4. Martin Stadtfeld wird wirklich massiv überschätzt.
Das ist nicht sein Fehler, das ist der Fehler der Produzenten, Kritiker etc etc die einerseits daran verdienen; genau so funktioniert auch das Klassikgeschäft:
Ein Eisen schmieden, solange es heiss ist!
Andererseits muss man auch sehen, dass der Hunger nach neuen deutschen "Weltklasse"pianisten natürlich gross ist. Momentan sehe ich da nämlich keinen, und in der gewaltigen und langen Reihe der deutschen Klaviergiganten klafft schon länger eine Lücke.
Das ist nichts Böses, das muss man nur richtig verstehen:
Medien, Vermarkter, Produzenten (A) gieren nach
Einnahmen (B), und die
Konsumenten (C) gieren nach
Superlativen (D).
Da
D relativ günstig ist und relativ manipulierbar, ist es klar, dass
A die Gruppe
C durch latente Überversorgung mit
D dazu bringt,
B für
A möglichst zu optimieren.
Alles klar?
Das war so bei David Helfgott (da hat das "Rain-Man-Phänomen" sehr geholfen) und das ist bei vielen jungen, gut aussehenden Künstlern so.
Sie sind eine Zeit lang hip, dann kommen jüngere, hübschere und oft auch nicht weniger gute.
Wäre ich Stadtfeld, ich hätte mich vielleicht auch so vermarkten lassen.

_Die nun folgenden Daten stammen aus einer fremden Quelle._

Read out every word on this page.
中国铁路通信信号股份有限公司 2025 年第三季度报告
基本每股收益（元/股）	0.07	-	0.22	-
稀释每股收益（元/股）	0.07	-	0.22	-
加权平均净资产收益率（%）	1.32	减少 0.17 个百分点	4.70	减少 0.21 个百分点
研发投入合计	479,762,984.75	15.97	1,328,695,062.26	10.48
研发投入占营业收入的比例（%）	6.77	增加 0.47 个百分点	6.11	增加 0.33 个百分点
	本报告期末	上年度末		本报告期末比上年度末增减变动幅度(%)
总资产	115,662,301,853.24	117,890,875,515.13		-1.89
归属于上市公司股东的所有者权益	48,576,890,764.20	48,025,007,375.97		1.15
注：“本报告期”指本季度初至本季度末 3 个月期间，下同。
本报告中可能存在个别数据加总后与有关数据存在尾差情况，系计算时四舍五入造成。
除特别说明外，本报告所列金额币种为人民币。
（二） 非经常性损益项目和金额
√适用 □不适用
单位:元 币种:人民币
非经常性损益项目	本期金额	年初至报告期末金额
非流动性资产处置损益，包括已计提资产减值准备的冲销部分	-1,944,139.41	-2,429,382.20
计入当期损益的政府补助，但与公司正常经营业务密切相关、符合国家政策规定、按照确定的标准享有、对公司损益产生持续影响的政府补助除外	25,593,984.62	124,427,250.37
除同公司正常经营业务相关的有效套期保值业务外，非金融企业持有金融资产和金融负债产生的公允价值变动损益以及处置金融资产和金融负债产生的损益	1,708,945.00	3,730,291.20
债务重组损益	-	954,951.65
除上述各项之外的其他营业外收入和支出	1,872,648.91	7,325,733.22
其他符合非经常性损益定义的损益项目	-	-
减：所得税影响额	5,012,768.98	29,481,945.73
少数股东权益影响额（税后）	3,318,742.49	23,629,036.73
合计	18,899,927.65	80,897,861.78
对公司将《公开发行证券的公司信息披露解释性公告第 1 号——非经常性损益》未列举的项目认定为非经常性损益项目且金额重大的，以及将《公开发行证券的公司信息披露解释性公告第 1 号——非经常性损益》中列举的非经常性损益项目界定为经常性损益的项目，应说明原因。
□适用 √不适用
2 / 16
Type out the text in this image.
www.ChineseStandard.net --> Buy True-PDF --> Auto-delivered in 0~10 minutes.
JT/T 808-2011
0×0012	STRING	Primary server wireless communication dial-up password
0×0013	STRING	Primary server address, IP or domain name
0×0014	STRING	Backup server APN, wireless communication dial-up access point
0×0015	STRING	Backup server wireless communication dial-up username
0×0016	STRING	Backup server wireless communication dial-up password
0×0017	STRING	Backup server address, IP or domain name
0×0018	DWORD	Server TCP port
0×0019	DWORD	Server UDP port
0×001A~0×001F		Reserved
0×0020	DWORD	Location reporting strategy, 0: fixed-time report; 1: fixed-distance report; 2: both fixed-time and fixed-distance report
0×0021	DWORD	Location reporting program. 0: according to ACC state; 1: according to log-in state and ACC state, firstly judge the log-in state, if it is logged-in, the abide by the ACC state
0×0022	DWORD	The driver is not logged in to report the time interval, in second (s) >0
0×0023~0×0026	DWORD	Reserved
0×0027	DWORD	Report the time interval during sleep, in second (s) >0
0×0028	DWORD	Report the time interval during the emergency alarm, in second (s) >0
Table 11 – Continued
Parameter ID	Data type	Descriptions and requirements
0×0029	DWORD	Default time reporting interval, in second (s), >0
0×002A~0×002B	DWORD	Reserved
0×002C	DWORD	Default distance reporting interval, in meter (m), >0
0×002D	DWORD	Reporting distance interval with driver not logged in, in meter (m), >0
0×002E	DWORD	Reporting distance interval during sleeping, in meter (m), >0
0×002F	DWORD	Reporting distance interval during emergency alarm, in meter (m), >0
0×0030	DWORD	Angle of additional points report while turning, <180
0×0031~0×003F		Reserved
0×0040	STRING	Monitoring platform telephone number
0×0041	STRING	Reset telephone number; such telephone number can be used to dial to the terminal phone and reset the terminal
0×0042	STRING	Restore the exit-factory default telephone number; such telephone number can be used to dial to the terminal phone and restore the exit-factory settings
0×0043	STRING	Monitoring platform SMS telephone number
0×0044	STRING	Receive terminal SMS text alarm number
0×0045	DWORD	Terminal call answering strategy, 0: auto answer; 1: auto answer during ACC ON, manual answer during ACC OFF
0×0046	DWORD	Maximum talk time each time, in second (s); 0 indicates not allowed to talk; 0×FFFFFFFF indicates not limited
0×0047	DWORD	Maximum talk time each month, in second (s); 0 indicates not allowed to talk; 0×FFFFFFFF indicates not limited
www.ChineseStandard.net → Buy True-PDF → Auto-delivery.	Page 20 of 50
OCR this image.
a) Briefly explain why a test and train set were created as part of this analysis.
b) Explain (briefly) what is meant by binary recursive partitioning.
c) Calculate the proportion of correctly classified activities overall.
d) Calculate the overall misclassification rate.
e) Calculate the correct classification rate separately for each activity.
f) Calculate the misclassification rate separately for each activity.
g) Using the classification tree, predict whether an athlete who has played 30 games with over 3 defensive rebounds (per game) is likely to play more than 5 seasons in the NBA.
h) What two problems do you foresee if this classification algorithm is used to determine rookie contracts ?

Aber wenn er nicht bald die sehr hohen Erwartungen regelmässig und solide erfüllt, die man in ihn steckt, wirds bald ruhig um ihn.
Ich war zB in Zürich sehr kollegial, ich habe dem Konzert nämlich auch nach der Pause noch artig gelauscht... Derweil sich die Reihen tatsächlich (leider? verständlicherweise? unverschämterweise?) massiv gelichtet hatten.
Zum Schluss (um uns wieder kameradschaftlich zu verstehen) ;) :
Ich würde Stadtfeld von ganzem Herzen und in ehrlicher Bewunderung seines durchaus grossen Talents zu 2 Dingen raten:
1. sich 1-2 Jahre zurückziehen und bei einem wirklich ganz grossen Lehrer Unterricht nehmen (möglichst bei einem, ders nicht nötig hat, sein Renomme durch den Schüler zu profilieren).
2. sich ein anderes Management und Umfeld suchen, das ihm diese Zeit lässt und ihn nicht an jedes Bratwurstfestival schickt, um dort auch noch zum 397. Mal die Goldbergvariationen und zum 268. Mal Mozart und Beethoven zu klimpern. (die Mozart a-moll Sonate hab ich übrigens auf DVD, ist auch etwas abgelutscht und seelenlos).
Genau mit solchen Massenauftritten sowie Repertoirewünschen, denen er noch nicht gerecht wird, wird er mental abgelöscht und durchgespielt, bevor er eventuell wirklich ein ganz Grosser werden kann.